With all the new innovations
in seeing otherwise invisible details using UV, RTI, laser and fluorescing lighting, let’s not forget that Adobe Photoshop can boost contrast after the original digital photograph has been taken. In the present example (Figs. 1-4), the wing membrane is ever so slightly darker than the matrix, but that small range can be increased digitally.
Earlier we looked at
the TMP 2008.41.0001 specimen of Rhamphorhynchus (Hone et al. 2015). Today we’ll just rotate the images to fit the taller-than-wide blogspace format and digitally boost the contrast of the published photos to see what we can see together. Hon et al. traced the same wing membrane borders. Then they said it was ‘fake news’ due to ‘shrinkage’, but only where they wanted it to ‘shrink’.
Despite the fact
that this specimen documents a narrow-chord wing membrane stretched between the elbow and wingtip (Fig. 1), no citation to Peters 2002 was provided by Hone et al. 2016, thus fulfilling Bennett’s curse, “You won’t get published and if you do get published, you won’t get cited.”
As readers already know
Dr. David Hone deleted all reference to Peters 2000 when testing the minority view on pterosaur origins (from fenestrasaurs, Peters 2000) versus the majority view (from archosaurs, Bennett 1996), then ascribing both views to Bennett (1996) in a series of two papers (Hone and Benton 2007, 2009) discussed earlier here.
According to Hone et al. (2016):
“Each wing has a more narrow chord along most of its length than seen in some specimens of Rhamphorhynchus (e.g., BSPG 1938 I 503a, the ‘DarkWing’ specimen—Frey et al., 2003) suggesting some postmortem shrinkage of the membranes (Elgin, Hone & Frey, 2011).”
Hone et al did not realize they were looking at a patch of mid-wing membrane in the DarkWing specimen (Fig. 4). We looked at the pre- and post-mortem disarticulation of the ‘DarkWing specimen earlier here.

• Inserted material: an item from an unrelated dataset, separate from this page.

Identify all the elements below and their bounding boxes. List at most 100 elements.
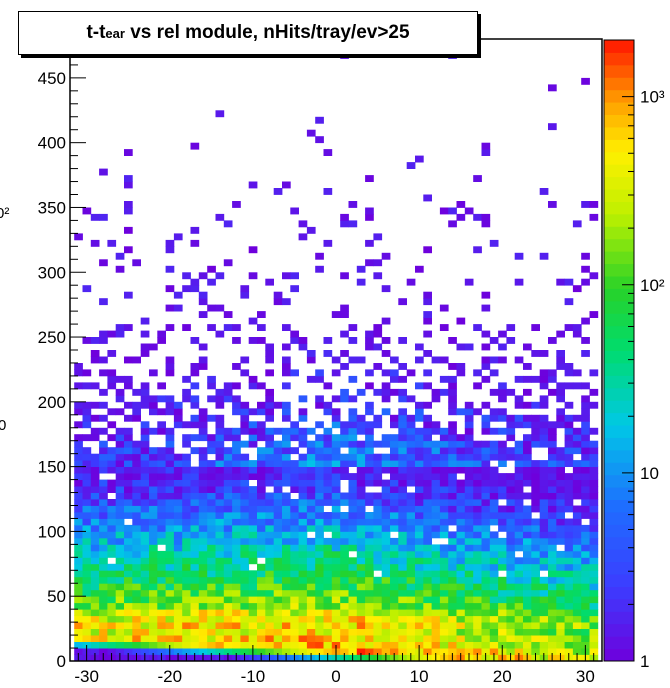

the authors did not forget to cite their own study on wing shape, Elgin, Hone & Frey 2011, in which they considered all examples of a narrow chord wing membrane (that means all examples) caused due to taphonomic ‘shrinkage.’ Their zeal for re-imagining hard data was reviewed earlier here and here.
The wing tip was twisted during burial
rotating the distal elements 180º. This was misinterpreted by Hone and Elgin in their report of the small rhamphorhychid, Bellubrunnus, in which they claimed this was the natural orientation of the wing tip elements in Bellubrunnus. We looked at that unfortunate interpretation earlier here.
It is not good for paleontology
when workers ignore hard data.
The other question you should ask,
is why professional paleontologists, PhDs and professors are not calling attention to such issues? It is not good for paleontology when a civilian scientist has to point out such errors of judgement…over and over. Your paleontologists are imagining ‘shrinkage’ wherever they want to and not elsewhere, for some strange reason. Imagine their worst nightmare… backing away from their imaginary interpretations as they begrudgingly accept reality.
IF there was even ONE example
of a pterosaur wing membrane attached at the ankles, I would be the first to tell you about it. So far, all evidence purporting to do so, like the infamous Sordes holotype, has been soundly and thoroughly debunked. Please tell that to the authors listed below, plus any other artists and PhDs who need to know.
Elgin RA, Hone DWE and Frey E 2011. The extent of the pterosaur flight membrane. Acta Palaeontologica Polonica 56 (1), 2011: 99-111. doi: 10.4202/app.2009.0145
Hone D, Henderson DM, Therrien F and Habib MB 2015. A specimen of Rhamphorhynchus with soft tissue preservation, stomach contents and a putative coprolite. PeerJ 3:e1191; DOI 10.7717/peerj.1191
Peters D 2002. A New Model for the Evolution of the Pterosaur Wing – with a twist. – Historical Biology 15: 277–301.